From Ways of Curating, by Hans Ulrich Obrist, out this month from Faber and Faber. Obrist is the codirector of exhibitions and programs and of international projects at the Serpentine Galleries in London.
In 1986, during a school trip to Rome, I decided to go my own way and visit Alighiero Boetti. At the time, he was working on ideas relating to maps and mapmaking. In 1971, Boetti had begun making embroidered maps of the world. He collaborated with embroiderers in Afghanistan and Pakistan, traveling and collaborating at a distance, especially following the Soviet occupation of Aghanistan in 1979. Boetti understood that his maps only recorded a temporary state of world affairs and could not remain accurate over time. In the midst of 1989’s global realignments and paroxysms, Boetti’s World Map appeared with an immaculate sense of timing.
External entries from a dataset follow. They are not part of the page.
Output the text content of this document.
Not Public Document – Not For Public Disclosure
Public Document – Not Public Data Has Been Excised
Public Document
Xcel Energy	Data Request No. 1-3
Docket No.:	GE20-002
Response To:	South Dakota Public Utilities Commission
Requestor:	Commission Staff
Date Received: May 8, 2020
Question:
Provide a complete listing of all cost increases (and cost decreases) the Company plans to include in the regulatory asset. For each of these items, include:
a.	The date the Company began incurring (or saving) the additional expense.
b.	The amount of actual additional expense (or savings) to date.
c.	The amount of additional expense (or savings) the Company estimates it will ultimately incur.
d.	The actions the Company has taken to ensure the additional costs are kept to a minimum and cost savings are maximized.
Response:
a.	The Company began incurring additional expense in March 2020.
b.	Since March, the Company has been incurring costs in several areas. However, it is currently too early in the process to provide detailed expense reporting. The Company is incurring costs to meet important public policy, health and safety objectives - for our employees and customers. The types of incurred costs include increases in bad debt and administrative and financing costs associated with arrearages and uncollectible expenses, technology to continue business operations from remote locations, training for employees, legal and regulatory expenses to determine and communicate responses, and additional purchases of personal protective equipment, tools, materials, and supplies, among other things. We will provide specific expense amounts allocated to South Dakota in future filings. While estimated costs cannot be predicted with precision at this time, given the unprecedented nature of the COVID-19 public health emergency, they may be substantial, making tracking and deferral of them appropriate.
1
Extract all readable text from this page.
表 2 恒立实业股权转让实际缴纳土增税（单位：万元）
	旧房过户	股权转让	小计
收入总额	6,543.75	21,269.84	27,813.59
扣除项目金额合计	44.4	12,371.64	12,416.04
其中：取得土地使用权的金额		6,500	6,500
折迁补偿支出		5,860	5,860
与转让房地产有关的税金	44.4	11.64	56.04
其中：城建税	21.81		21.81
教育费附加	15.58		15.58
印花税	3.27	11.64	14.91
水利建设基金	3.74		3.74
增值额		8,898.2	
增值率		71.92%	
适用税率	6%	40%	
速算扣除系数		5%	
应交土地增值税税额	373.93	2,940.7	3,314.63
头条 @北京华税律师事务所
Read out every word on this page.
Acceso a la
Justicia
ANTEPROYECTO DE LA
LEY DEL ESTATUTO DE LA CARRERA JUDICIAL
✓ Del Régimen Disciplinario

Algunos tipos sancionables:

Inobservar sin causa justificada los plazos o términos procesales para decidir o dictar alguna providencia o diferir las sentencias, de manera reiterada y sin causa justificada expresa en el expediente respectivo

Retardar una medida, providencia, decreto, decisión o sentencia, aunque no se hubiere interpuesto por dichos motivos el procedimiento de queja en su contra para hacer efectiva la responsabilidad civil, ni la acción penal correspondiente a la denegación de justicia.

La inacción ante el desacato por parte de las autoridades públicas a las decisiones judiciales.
One striking thing about Boetti, which was almost immediately noticeable, was the rapidity of both his speech and his actions. This was especially encouraging for me, as I was often criticized in Switzerland for speaking too quickly. Here was someone with whom I had to keep up. In his studio, with typical velocity, Boetti began to question me about my goals. I replied that I would like to curate exhibitions but that I was unsure of how to start.
Boetti told me that if I wanted to curate, I should under no circumstances do what everybody else was doing — just giving artists a certain room and suggesting that they fill it. More important would be to talk to the artists and ask them which projects they could not realize under existing conditions. Ever since, this has been a central theme of my exhibitions. I don’t believe in the creativity of the curator. I don’t think that the exhibition-maker has brilliant ideas around which the ideas of artists must fit. Instead, the process always starts with a conversation, in which I ask the artists what their unrealized projects are and then find the means to realize them. At our first meeting, Boetti said curating could be about making impossible things possible.
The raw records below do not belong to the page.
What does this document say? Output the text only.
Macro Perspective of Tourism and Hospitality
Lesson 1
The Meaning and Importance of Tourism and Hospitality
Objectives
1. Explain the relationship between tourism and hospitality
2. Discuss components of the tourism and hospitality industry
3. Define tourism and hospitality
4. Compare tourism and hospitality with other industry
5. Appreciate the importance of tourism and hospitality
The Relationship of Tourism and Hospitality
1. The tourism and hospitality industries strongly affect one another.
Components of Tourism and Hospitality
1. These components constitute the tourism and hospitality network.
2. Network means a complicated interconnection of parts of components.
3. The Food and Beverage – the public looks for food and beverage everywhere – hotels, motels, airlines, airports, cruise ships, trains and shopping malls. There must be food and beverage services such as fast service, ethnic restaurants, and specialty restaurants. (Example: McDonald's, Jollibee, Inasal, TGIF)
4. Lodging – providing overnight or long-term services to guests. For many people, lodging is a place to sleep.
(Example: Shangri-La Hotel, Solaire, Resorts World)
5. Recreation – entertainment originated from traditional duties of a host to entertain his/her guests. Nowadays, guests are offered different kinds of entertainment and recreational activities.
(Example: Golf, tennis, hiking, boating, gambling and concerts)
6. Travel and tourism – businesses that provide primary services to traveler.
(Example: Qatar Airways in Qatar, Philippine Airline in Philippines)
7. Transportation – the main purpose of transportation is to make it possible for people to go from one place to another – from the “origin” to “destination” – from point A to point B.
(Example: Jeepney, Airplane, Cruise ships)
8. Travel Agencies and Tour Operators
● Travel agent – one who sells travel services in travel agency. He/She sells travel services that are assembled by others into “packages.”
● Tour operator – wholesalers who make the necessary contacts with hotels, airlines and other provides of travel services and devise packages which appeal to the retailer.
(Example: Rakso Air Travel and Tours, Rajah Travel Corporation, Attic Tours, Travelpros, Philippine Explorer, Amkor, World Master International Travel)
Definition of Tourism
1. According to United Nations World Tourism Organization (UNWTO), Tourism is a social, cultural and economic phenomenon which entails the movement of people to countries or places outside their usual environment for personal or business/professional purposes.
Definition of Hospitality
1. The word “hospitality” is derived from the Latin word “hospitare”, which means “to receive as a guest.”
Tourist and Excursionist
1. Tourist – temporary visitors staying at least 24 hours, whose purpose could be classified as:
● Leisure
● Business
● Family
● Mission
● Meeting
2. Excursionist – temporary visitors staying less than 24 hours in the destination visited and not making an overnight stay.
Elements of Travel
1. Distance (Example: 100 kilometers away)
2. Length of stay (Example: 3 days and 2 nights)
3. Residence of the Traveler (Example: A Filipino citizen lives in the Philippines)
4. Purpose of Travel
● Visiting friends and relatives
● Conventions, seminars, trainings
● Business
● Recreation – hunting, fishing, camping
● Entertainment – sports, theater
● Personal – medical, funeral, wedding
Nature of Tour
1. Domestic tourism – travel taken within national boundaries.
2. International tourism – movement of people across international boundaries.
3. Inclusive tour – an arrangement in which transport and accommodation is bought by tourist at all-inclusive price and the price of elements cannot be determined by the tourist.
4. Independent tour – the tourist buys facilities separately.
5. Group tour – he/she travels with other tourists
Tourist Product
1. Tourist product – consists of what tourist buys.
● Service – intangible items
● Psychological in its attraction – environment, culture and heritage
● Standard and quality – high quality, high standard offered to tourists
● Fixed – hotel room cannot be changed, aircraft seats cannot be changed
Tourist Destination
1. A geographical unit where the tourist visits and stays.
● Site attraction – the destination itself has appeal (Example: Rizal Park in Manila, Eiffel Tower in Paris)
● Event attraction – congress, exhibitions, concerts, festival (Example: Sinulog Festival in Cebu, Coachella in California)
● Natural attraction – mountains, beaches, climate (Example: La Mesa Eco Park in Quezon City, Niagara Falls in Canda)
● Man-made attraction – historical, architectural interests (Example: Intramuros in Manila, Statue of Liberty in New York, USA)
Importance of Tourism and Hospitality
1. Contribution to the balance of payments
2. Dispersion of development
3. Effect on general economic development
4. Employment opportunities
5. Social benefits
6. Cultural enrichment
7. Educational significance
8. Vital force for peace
Soon after I arrived at his door, we were in Boetti’s car, racing through the streets of Rome so he could introduce me to other artists. He mentioned that a young curator could find great value not only in working in a museum, in a gallery, or on a biennial, but also in making artists’ dreams come true. He kept saying, “Don’t be a boring curator.” He told me that one of his main unrealized projects was to do an exhibition for one year in all the planes of an airline, so that they would fly the exhibition around the world every day and, in some cases, return each evening. He wanted to present a serial work that featured airplanes, in which you see one plane in the first image and then more and more planes until the sky of the canvas is filled with them.
At the time, I was too young to help Boetti realize his ambition. But a few years later I told the museum in progress in Vienna about the idea, and we got in contact with Austrian Airlines. The airline allowed us to feature Boetti’s images of airplanes on a double-page spread in each issue of their magazine (which was published every two months) for one year, so we had six issues for the project. Then, one week before the first edition was going to be printed, Boetti sent me a telegram from Milan, where he was working on a large bronze sculpture, and said that the images in the magazine were not sufficient. We needed to add something more physical than the mere magazine page, he continued, and his new idea was that we should create a jigsaw puzzle. Now, a puzzle featuring many airplanes in the sky would be very easy to solve — but a jigsaw of monochrome blue and only one plane in it would take hours.
We produced various jigsaws of the different airplane motifs, with escalating degrees of difficulty. They were exactly the size of the seat-back tables of the aircraft, and they were given away for free for a year on every flight of Austrian Airlines. The airline began with an edition of 40,000. When they finally received the jigsaw featuring the image of only one plane in an expansive sky, it occurred to them that this might trigger a fear or dislike of flying because none of the passengers would be able to solve it. The jigsaw couldn’t even be solved on long-distance flights with several passengers working together. But it was already too late, and so the jigsaws were distributed in the planes regardless. After this interesting experiment, Boetti asked me to come up with ideas not only for different kinds of exhibition space but also addressed to a different audience, to insert art into spaces where it normally isn’t found; for example, today you can find the jigsaws we did for Austrian Airlines at flea markets, as well as in art bookstores and on eBay.
These conversations with Boetti lay behind my first attempts to supplement existing exhibitions by creating new formats. He instilled in me not only the necessity of urgency but also my first ideas of what might still urgently need doing.